Editor's Note

By Jim O'Quinn

If the opportunity arises for you to engage a passionate theatre artist in conversation about the motivation that drives his or her work, consider yourself lucky. Such "why I do what I do" discussions—like the ones that appear in this issue with Ten Thousand Things artistic director Michelle Hensley and acclaimed actor F. Murray Abraham—can be a source of illumination and insight, not to mention sheer fun. That's what our arts reporters Laura Butchy and Lori Ann Laster found interviewing Hensley and Abraham, respectively—and in the case of these particular artists, it so happens, I can add a qualifying note or two.

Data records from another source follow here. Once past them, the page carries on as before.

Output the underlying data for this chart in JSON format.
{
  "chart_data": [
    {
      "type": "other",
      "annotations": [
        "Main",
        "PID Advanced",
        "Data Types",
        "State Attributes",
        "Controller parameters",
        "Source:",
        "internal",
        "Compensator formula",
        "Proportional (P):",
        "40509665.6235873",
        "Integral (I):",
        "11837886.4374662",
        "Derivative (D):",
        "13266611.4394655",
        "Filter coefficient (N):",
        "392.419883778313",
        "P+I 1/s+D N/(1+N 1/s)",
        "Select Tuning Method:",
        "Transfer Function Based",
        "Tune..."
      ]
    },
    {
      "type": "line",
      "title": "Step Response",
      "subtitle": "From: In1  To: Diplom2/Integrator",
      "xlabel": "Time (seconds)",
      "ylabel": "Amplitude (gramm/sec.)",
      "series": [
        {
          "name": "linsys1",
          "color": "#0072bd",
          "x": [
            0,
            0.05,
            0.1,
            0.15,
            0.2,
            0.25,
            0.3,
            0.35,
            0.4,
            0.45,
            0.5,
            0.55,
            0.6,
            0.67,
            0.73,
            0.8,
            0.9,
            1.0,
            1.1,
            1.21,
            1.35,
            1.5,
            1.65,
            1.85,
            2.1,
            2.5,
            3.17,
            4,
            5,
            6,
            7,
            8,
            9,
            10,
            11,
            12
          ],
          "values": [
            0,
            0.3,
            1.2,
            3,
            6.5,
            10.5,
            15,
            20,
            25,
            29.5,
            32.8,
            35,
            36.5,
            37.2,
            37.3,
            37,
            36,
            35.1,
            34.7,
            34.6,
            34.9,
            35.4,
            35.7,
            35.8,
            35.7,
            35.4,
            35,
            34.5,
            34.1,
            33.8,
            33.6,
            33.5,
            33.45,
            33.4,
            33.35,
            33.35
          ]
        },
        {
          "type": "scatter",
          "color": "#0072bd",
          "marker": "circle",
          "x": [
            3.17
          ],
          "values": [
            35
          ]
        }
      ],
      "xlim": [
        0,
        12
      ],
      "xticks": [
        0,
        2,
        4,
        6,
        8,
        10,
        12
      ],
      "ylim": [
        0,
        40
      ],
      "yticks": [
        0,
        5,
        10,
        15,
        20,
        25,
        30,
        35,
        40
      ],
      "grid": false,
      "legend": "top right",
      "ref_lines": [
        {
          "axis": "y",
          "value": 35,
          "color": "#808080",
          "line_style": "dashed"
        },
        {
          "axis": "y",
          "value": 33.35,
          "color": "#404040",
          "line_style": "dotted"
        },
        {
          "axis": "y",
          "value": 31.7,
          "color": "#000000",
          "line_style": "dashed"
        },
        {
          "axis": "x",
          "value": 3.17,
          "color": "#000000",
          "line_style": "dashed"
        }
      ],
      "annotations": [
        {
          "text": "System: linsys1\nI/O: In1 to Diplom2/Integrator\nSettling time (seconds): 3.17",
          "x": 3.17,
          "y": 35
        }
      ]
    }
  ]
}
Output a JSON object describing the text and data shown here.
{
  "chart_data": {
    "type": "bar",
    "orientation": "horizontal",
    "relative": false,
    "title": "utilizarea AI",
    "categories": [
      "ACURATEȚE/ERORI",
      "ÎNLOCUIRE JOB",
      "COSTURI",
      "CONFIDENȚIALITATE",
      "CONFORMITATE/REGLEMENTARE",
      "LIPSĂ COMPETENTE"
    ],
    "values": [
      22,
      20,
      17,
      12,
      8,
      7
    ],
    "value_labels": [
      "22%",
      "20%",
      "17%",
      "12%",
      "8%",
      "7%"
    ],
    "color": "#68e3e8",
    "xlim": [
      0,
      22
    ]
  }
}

I'd heard Michelle Hensley talk eloquently at theatre gatherings about the outside-the-box agenda that she pursues with her much-talked-about Minneapolis-based company, but it wasn't until she and I sat down eye-to-eye in the TCG offices late last year that I began to understand the intense magnetism that Ten Thousand Things generates, by all reports, on artists, critics and audiences in that city. It's not that Hensley cultivates a powerhouse persona or makes outsized claims for TTT's work—she is, in fact, laid-back and unassuming, propelled, it seems, as much by quiet intelligence and no-nonsense practicality as by visionary ambitions. But the conviction and commitment that shine through Hensley's words when she talks about the company's accomplishments—you'll feel the contagious glow when our writer engages her in Q&A—makes a case that's utterly and indelibly convincing. Michelle Hensley is a believer, and she'll make one out of you.

By contrast, it's been nearly 20 years since I sat across from F. Murray Abraham talking about acting (that interview appeared in the Oct. '86 issue of American Theatre, just a year after Abraham became an instant celebrity by winning the Oscar for his Salieri in Amadeus). But I was reminded as I read this month's interview, about the challenges of his current undertakings at Theatre for a New Audience, of the actor's exuberance and candor and lack of pretense, still very much in evidence after all these years. Among many delightful thoughts Abraham shared with me was the observation that actors "have to be willing to risk falling on their asses—the only thing worth trying for is everything." Clearly that's a sentiment he's still putting to the test.

Why do artists do what they do? The best way to find out is by asking.